Serenaders come to play: 5 men in black pants, red glossy shirts and black vests. One has a red "pirate" head kerchief. There's a kid -- 16 years? -- in one corner with a tambourine. He's frowning and looking over the edge through an open window to the square below. It's symbolic of kids & adults generations having differing views on tradition.

Clean cut men with serious mustaches! Black patterned shoes. They stand somewhat spread out among those seated on the porch: mostly tourists in plain dark wood chairs and tables with white tablecloths and poinsettias. There are rich Mexicans here: pale skins mean mostly Spanish in their blood, of course. I smile at one of the serenaders and he smiles back. Now the kid is clapping two wood percussion knockers together, still staring over the balcony to the outside.

The desserts are much less sweet than the USA. The cheesecake is almost a plain substrate. No sugar high from eating it.

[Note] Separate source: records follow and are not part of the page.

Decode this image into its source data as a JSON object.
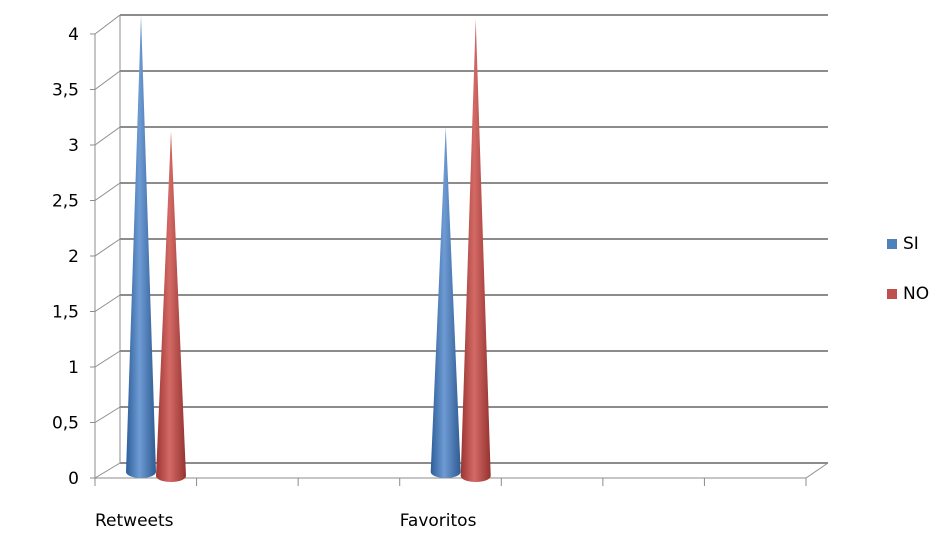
{
  "chart_data": {
    "type": "bar",
    "style": "3d-cone",
    "categories": [
      "Retweets",
      "",
      "",
      "Favoritos",
      "",
      "",
      ""
    ],
    "series": [
      {
        "name": "SI",
        "color": "#4F81BD",
        "values": [
          4,
          null,
          null,
          3,
          null,
          null,
          null
        ]
      },
      {
        "name": "NO",
        "color": "#C0504D",
        "values": [
          3,
          null,
          null,
          4,
          null,
          null,
          null
        ]
      }
    ],
    "yticks": [
      "0",
      "0,5",
      "1",
      "1,5",
      "2",
      "2,5",
      "3",
      "3,5",
      "4"
    ],
    "ylim": [
      0,
      4
    ],
    "grid": true,
    "legend_position": "right"
  }
}
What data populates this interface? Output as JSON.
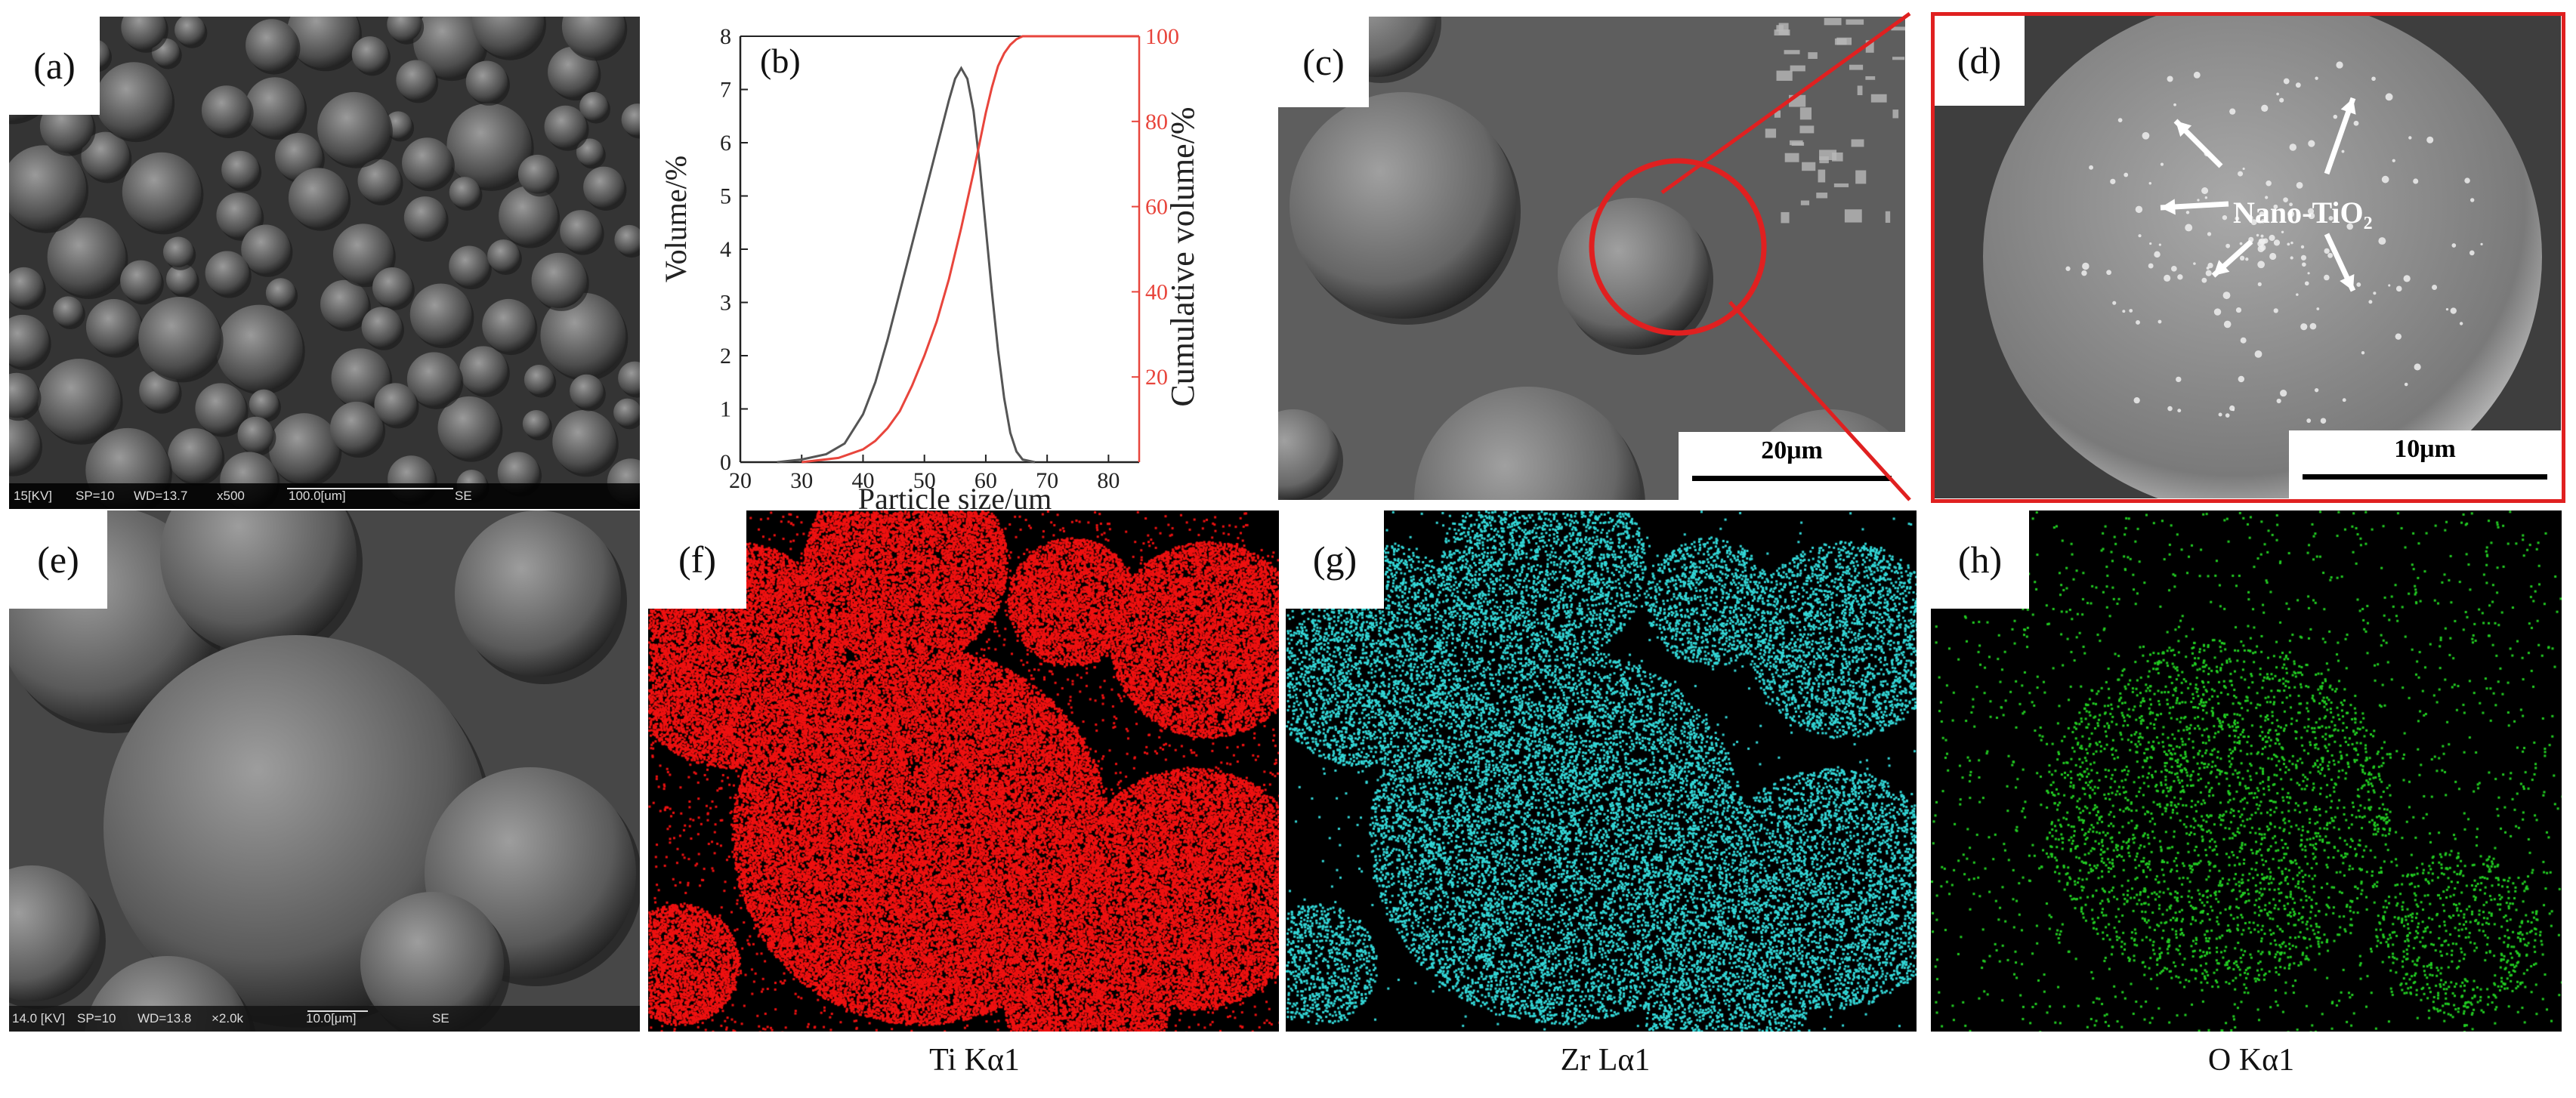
{
  "panels": {
    "a": {
      "label": "(a)",
      "sem_kv": "15[KV]",
      "sem_sp": "SP=10",
      "sem_wd": "WD=13.7",
      "sem_mag": "x500",
      "sem_scale": "100.0[um]",
      "sem_mode": "SE"
    },
    "b": {
      "label": "(b)"
    },
    "c": {
      "label": "(c)",
      "scale": "20μm"
    },
    "d": {
      "label": "(d)",
      "scale": "10μm",
      "annotation": "Nano-TiO₂"
    },
    "e": {
      "label": "(e)",
      "sem_kv": "14.0 [KV]",
      "sem_sp": "SP=10",
      "sem_wd": "WD=13.8",
      "sem_mag": "×2.0k",
      "sem_scale": "10.0[μm]",
      "sem_mode": "SE"
    },
    "f": {
      "label": "(f)",
      "element": "Ti Kα1"
    },
    "g": {
      "label": "(g)",
      "element": "Zr Lα1"
    },
    "h": {
      "label": "(h)",
      "element": "O Kα1"
    }
  },
  "colors": {
    "map_ti": "#ee1111",
    "map_zr": "#33d6d6",
    "map_o": "#22cc22",
    "cumulative": "#e8453c",
    "volume": "#555555",
    "highlight": "#e02020"
  },
  "chart_data": {
    "type": "line",
    "title": "",
    "xlabel": "Particle size/um",
    "ylabel": "Volume/%",
    "y2label": "Cumulative volume/%",
    "xlim": [
      20,
      85
    ],
    "ylim": [
      0,
      8
    ],
    "y2lim": [
      0,
      100
    ],
    "xticks": [
      "20",
      "30",
      "40",
      "50",
      "60",
      "70",
      "80"
    ],
    "yticks": [
      "0",
      "1",
      "2",
      "3",
      "4",
      "5",
      "6",
      "7",
      "8"
    ],
    "y2ticks": [
      "20",
      "40",
      "60",
      "80",
      "100"
    ],
    "series": [
      {
        "axis": "left",
        "color": "#555555",
        "x": [
          26,
          30,
          34,
          37,
          40,
          42,
          44,
          46,
          48,
          50,
          52,
          54,
          55,
          56,
          57,
          58,
          59,
          60,
          61,
          62,
          63,
          64,
          65,
          66,
          68
        ],
        "y": [
          0,
          0.05,
          0.15,
          0.35,
          0.9,
          1.5,
          2.3,
          3.2,
          4.1,
          5.0,
          5.9,
          6.8,
          7.2,
          7.4,
          7.2,
          6.6,
          5.6,
          4.4,
          3.2,
          2.1,
          1.2,
          0.55,
          0.2,
          0.05,
          0
        ]
      },
      {
        "axis": "right",
        "color": "#e8453c",
        "x": [
          30,
          36,
          40,
          42,
          44,
          46,
          48,
          50,
          52,
          54,
          56,
          58,
          60,
          61,
          62,
          63,
          64,
          65,
          66,
          68,
          85
        ],
        "y": [
          0,
          1,
          3,
          5,
          8,
          12,
          18,
          25,
          33,
          43,
          55,
          68,
          82,
          88,
          93,
          96,
          98,
          99.3,
          100,
          100,
          100
        ]
      }
    ]
  }
}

There's a table of obviously German people: 1. a dirty man, blonde, rugged, unshaved with ponytail & glasses. A black & white sweater and a little rowdy. Black & white sweater rolled half-way up arms. 2. Blond & brown (bleached?) man with hair up and distinctive octagonal glasses and a sport coat over a striped shirt. 3. Checkered shirt, half-collar & glasses, short hair but long sideburns and earrings. 4. a Mexican-looking woman. They're all smoking, of course.

The Germans are talking animatedly in pairs. One guy chews into the bread without breaking off a piece. He has wire-frame glasses, too.

In a US restaurant, you give the waiter your credit card, he returns with the slip to sign AND the card. You pocket the card, sign it, and walk out. Usually gives no opportunity for the waiter to check that your signature matches. However, in Mexico, it's different. The waiter brings back the slip to sign but keeps the card to check the signature. If I just sign the slip and walk out (out of habit), then that means I'm leaving the card behind!

In the square, there's a band. An electric guitar with too much bass playing harmony, drums with red razzle dazzle. Two guys playing a huge wooden marimba with two levels to it. One guy: 3 mallets. One guy: 4 mallets!